Vitamins for the eyes - Vitamin E

Vitamin E is the collective name for a group of eight fat-soluble compounds with distinctive antioxidant activities that help protect the membranes of cells and reduce the oxidation of the bad cholesterol (LDL). Vitamin E is necessary for structural and functional maintenance of skeletal, cardiac, and smooth muscle. It also assists in the formation of red blood cells and helps maintain stores of vitamins A and K, iron, and selenium. It may have a positive effect on immune health, protect against the oxidative damage that can lead to heart disease, have preventive effects against cancer, help relieve symptoms of Alzheimer’s disease, and may help prevent some diabetes-related damage, particularly to the eyes. Some studies suggest that vitamin E helps to possibly prevent cataracts, and it might be yet another factor in preventing macular degeneration (AMD). Vitamin E deficiency causes such problems as poor transmission of nerve impulses, muscle weakness, and retinal degeneration that leads to blindness. This vitamin is found mainly in foods that contain fat like margarine, vegetable oil, wheat germ, nuts, nut butters, and seeds.

Vitamins for the eyes - Vitamin D

Vitamin D is a fat-soluble vitamin that is naturally present in very few foods and can be made in our body when exposed to the sunrays. Among older Americans, age-related macular degeneration (AMD) is the leading cause of vision loss, with more than 25 million people worldwide suffering from it. AMD occurs when part of the retina deteriorates. Because AMD affects the central portion of vision, it impacts daily activities like driving, reading and doing close work. People with early AMD are associated with lower levels of vitamin D in their blood. Including vitamin D in your lifestyle can help keep you from being a part of this affected group.While there’s no substitute for vitamin D obtained through sunlight, you can get vitamin D through a variety of foods including milk, cold-water fish such as red sockeye salmon, sardines or cod liver oil and other foods containing essential fatty acids, as well as nutritional supplements. Omega-3 is the most well known essential fatty acid, which can be found in avocado, salmon, tuna and dark leafy vegetables.

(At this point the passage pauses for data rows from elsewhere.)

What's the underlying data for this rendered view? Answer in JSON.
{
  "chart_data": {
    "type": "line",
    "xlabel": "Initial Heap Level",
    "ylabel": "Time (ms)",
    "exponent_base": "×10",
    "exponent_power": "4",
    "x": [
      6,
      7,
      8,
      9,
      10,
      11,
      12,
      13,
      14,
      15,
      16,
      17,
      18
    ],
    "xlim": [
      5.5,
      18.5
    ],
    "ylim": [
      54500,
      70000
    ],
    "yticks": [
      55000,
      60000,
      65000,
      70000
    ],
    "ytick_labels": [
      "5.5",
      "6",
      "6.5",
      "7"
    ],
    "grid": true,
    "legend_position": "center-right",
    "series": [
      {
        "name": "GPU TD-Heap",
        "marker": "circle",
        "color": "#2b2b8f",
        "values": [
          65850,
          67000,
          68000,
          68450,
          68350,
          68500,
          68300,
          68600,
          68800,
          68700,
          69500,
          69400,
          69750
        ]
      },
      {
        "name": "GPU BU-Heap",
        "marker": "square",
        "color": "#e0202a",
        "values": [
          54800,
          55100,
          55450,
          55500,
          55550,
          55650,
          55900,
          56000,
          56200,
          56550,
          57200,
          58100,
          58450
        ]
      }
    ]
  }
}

Vitamins for the eyes - Vitamin C

Vitamin C (also known as ascorbic acid) is a water-soluble vitamin abundant in fruits and vegetables, vitamin C helps the body form and maintain connective tissue, which also exists in the cornea of the eye. Vitamin C also promotes healthy bones, skin and blood vessels, including the delicate vessels in the retina. Studies suggest long-term consumption of vitamin C also may reduce the risk of forming a cataract and vision loss from macular degeneration. Unlike most animals, humans are unable to produce vitamin C in the body. So we must get our daily dose of ascorbic acid from our diet. A diet deficient in vitamin C can lead to a serious disease scurvy which causes muscle weakness among other problems. Excellent natural sources of vitamin C include peppers, citrus fruits, berries, tropical fruits, potatoes, tomatoes and green leafy vegetables.

Vitamins for the eyes - Vitamin B

B vitamins are a group of water-soluble vitamins that play important roles in cell metabolism. A deficiency in B-2 might also result in eye problems such as redness and irritation. You might also experience eye fatigue and light sensitivity. Vitamin B-2 might also help prevent cataracts, an eye condition that gradually affects the clarity of the lens inside the eye, resulting in cloudy vision. A deficiency in vitamin B-1, also known as thiamine, might cause eye muscle weakness and uncontrollable trembling. In rare instances, a deficiency in vitamin B-12 might also result in eye movement disorders. Vitamin B-12 is a nutrient found in many animal-based foods, and people who follow a vegetarian or vegan diet have a higher risk for a deficiency. If you have low levels of vitamin B-12, you might experience loss of vision or double vision as a result of inadequate intake. B vitamins can be found in a variety of foods such as meat, soy beverages, grains and vegetables and fruits.